Well, yes, of course. 8 people can all work in one room without constant distraction. The question is, will everyone working in one large room still be ideal when your startup reaches 80 people?
And I thought I was the only one who felt this way. Facing a wall in an open office space causes me to react defensively to noises around me. Is someone sneaking up on me? What's happening in my immediate surroundings? This is not rational, but I don't see any way to make myself stop other than to "handicap" my senses via headphones. Thankfully, I don't get reflections off my monitor, the wall, etc. When our cat stays out all night, he invariably comes in and sleeps for hours, even in the summer. We suppose he doesn't sleep while outside because he must constantly be aware of his surroundings. In an open office environment, I feel like our cat.
Move your computer so you can see people and have a flat surface behind you.
It depends on how collaboration-intensive the job is. Having an office (ideally with a big, heavy door) is amazing. It's really the fight-or-flight situation. When I have the only possible entrance sufficiently barricaded, I can let myself go into a much deeper productivity zone than if there is the possibility of people intruding on my space.
Individual offices are great for privacy and noise control - especially if one makes a lot of calls.
Shared offices in my experience are fine - you sound like you have some social issues, no offense.
The only things I would worry about sharing an office with another are hygiene and if the other person is a "lights-on" worker when I am a "lights-off" worker.
I shared an office with this developer in 1999 named Srini. We were both lights-off workers. I was IT, he was development - so it worked well.
The only issue was that he was rather comical to look at - so whenever we would have lengthy conversations, I would giggle as he was talking, which annoyed him because he would be talking about something serious and I would be laughing. He would ask me what I was laughing at and I would always have to say "nothing, your comments just reminded me of something else that I thought was funny."

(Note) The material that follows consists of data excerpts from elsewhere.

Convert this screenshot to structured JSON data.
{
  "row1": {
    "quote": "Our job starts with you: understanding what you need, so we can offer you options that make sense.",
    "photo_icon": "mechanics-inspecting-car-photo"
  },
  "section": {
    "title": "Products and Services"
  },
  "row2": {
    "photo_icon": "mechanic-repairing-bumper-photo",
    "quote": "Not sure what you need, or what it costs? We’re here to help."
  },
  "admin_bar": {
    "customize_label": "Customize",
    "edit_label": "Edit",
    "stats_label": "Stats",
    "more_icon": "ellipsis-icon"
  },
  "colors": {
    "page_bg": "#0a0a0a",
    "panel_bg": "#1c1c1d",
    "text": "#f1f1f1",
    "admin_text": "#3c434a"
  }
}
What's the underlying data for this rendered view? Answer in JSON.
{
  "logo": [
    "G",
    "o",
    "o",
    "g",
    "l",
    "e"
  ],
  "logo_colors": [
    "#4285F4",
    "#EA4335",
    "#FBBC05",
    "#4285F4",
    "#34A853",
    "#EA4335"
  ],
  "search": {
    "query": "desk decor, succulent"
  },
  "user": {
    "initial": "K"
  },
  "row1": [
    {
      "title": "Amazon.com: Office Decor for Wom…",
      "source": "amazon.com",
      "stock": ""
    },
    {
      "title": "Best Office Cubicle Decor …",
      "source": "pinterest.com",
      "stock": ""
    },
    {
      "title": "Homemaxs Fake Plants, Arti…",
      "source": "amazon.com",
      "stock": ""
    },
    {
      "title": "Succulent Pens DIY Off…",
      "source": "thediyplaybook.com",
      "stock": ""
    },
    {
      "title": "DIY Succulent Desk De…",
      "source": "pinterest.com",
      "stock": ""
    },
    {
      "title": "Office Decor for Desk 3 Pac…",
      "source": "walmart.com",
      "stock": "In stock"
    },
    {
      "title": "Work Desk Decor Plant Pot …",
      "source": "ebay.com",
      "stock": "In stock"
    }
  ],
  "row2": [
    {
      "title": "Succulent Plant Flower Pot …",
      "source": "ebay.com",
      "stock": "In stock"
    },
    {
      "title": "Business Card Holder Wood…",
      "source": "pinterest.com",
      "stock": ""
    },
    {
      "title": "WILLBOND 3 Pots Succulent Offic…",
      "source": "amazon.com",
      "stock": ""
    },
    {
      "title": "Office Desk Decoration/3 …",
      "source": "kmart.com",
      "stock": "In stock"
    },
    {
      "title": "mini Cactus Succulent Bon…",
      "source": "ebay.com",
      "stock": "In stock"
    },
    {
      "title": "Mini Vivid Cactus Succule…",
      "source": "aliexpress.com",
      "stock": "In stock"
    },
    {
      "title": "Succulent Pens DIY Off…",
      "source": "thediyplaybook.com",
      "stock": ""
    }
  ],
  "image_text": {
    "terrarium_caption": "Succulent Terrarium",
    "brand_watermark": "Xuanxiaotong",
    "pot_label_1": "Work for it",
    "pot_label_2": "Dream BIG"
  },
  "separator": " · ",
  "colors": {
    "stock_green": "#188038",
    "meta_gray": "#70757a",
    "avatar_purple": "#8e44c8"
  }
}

I had to avoid looking at him as he talked for this reason.
This can also help prevent workplace injuries as you are not always sitting in the same position. The way I work I get to sit in multiple ergonomic chairs, a standing desk, and even laying down on a sofa.
I do all my work on laptops, but 99% of it is with a monitor, keyboard, and mouse attached at a workstation calibrated to me. Hunching over a laptop is the last thing you should be doing.